News and Features

Windy City Laurels for van Zweden

The Chicago Tribune sized up DSO conductor Jaap van Zweden last week, before he arrived to conduct Bruckner’s 5th symphony as an emergency replacement for Riccardo Chailly — and reported, more or less, that they were cautiously impressed. This weekend, the Sun-Times agreed. Andrew Patner, critic-at-large for Chicago’s WFMT, wrote that, “On the strength of this remarkable debut, I would go to hear Van Zweden conduct anything, anywhere.”

You couldn’t get a more glowing assessment. Unless you turned back to the Tribune, whose critic, John von Rhein wrote that van Zweden showed “the confidence and authority of a born conductor.”

There is something of Georg Solti’s intensity and electric drive about Van Zweden, minus the ferocity. He has a string player’s feeling for shaping the arc of a singing line. Nothing he did seemed on autopilot: He found as much drama in the near-silences as in the majestic climaxes. His full engagement with the music and the musicians, body and soul, was never in doubt.
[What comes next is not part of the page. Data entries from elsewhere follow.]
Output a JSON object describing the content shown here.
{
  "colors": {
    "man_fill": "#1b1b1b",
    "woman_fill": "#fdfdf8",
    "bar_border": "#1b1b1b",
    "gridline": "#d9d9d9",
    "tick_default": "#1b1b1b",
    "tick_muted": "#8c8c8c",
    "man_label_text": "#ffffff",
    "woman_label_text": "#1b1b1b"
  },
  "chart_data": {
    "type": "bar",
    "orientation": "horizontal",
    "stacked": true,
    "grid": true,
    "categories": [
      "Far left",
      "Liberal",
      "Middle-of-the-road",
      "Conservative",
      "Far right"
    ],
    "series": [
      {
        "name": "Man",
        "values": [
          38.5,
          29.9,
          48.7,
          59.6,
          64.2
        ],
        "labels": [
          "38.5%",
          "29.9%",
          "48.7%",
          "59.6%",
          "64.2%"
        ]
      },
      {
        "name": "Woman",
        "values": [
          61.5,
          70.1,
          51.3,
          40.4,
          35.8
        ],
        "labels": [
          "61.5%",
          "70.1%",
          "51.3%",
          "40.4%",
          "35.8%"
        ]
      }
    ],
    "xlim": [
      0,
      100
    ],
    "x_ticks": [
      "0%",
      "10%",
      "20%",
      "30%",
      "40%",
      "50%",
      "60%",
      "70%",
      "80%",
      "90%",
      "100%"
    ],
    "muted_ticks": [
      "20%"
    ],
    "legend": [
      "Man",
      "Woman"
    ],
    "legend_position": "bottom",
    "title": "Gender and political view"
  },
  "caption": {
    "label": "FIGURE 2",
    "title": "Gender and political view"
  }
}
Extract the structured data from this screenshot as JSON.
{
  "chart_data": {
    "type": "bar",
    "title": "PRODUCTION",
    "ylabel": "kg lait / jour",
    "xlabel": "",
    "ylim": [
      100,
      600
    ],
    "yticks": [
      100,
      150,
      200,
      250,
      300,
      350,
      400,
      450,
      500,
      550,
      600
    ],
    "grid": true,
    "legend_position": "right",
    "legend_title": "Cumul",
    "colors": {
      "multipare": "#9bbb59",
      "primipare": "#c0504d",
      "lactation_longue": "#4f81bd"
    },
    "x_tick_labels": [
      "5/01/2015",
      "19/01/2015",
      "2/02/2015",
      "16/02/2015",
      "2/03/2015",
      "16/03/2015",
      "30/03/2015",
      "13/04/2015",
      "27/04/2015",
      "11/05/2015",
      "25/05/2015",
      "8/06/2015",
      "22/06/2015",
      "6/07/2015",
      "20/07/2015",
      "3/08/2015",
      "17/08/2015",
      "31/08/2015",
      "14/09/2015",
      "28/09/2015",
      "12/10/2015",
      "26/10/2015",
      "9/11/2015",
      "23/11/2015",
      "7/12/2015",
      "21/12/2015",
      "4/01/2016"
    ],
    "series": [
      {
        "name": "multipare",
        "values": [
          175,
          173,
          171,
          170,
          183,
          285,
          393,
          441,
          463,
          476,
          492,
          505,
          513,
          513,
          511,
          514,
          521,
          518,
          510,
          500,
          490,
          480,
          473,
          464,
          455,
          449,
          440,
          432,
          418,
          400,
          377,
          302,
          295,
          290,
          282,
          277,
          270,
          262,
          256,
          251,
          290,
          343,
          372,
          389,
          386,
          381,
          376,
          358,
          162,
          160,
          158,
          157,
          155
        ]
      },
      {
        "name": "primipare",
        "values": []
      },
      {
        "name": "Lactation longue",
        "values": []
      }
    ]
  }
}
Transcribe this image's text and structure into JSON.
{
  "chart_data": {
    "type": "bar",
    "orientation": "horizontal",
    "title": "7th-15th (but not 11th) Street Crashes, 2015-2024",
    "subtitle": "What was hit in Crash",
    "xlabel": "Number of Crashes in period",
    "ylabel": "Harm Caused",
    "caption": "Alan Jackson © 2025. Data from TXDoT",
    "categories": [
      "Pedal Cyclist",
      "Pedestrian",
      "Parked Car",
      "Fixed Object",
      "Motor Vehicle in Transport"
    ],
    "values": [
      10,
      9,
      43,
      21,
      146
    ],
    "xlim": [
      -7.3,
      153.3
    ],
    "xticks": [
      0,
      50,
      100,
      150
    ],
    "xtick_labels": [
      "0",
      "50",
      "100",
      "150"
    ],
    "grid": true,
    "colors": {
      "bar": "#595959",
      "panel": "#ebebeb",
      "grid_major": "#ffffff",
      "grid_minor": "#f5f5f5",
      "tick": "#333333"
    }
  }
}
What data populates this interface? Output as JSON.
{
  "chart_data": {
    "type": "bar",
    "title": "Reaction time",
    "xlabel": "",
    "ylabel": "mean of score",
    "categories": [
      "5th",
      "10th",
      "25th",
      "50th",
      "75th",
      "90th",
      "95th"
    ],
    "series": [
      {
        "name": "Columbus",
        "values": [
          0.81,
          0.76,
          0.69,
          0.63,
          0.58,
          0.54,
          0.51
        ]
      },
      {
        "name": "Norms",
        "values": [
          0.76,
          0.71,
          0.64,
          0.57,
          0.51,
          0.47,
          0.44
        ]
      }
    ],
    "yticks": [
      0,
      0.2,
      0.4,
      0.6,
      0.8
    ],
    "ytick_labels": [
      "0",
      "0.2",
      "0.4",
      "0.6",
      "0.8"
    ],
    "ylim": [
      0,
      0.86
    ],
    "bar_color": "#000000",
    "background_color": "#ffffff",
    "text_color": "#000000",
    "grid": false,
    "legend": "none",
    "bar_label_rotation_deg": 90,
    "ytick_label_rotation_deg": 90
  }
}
And yes, happy-to-leap-to-their-feet-for-anything Dallasites — there was a standing O.

  • Rawlins Gilliland

    *First Hand Reports from the field:*

    Crowds of jubilant Dallas villagers stormed the KERA studios, torches in hand, shouting breathlessly, “Jaap van Zweden on THINK with Krys Boyd Interview”! Reputedly, to appease the applauding mob, THINK Sr. Producer Jeff Wittington distributed vouchers with a linguistic guide to pronouncing Jaap’s name.

  • http://artsjournal.com/bookdaddy Jerome Weeks

    I don’t know. Rather than Jeff, I’m probably the one who’s most likely to try to teach a screaming mob how to pronounce things properly.

    “It’s FRAHNK-en-SHTEEN. Not Frankenstein!!”

    With no apologies at all to Mel Brooks.